In 2011, Willows was out with a group of friends, one of whom suggested going to a casino. He’d never gambled before, but his luck was in and he won.
He went on to gamble again and again. Before long, he’d spent his life savings and turned to bank and payday loans to fund his addiction. After he’d exhausted all other avenues, Willows stole £19,000 from his employer, an organisation that works with young offenders. In 2013, not knowing how to stop, he planned to end his life. A call from his mother stopped him.
Willows received NHS counselling for his addiction and a suspended sentence for the money he stole. Motivated by his experience, Willows looked at the charities working in this space and saw a complete lack of organisations working to prevent gambling addiction through education.
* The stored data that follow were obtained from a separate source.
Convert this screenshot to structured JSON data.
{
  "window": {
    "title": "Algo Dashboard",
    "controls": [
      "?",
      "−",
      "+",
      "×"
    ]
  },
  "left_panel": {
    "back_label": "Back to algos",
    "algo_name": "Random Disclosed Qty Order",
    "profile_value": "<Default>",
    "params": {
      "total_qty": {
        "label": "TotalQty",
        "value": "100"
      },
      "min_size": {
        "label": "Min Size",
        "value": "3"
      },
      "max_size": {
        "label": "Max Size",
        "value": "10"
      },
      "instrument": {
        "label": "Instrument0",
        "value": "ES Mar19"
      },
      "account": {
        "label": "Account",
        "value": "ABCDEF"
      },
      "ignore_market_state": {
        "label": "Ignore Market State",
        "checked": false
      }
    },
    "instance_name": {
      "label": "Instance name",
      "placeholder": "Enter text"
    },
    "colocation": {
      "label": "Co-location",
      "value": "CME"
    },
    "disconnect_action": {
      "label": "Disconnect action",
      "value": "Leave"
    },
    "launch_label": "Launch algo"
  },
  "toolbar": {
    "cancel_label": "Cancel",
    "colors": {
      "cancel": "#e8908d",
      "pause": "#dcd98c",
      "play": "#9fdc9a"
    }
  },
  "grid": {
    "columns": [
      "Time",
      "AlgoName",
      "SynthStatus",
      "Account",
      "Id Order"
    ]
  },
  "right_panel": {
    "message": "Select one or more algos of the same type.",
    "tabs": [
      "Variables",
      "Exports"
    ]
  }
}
So he founded the Young Gamblers Education Trust (known as YGAM), whose purpose is to inform, educate and protect young people from problem gambling.
"I’ve had to work really hard at building up trust with our board of trustees, the stakeholders we engage with and colleagues in the wider third sector," he says.
But he adds that "being a leader with lived experience brings a deep personal understanding of the social issue – empathy and authenticity".
Willows wants to make sure YGAM remains rooted in lived experience and says the key to making a difference is collaboration. His advice to others who are thinking of setting up charities for similar reasons is to find out if any charities are already working in those spaces and see if there’s a way to collaborate beforehand. Enthusiasm alone doesn’t deliver a good charity, he says.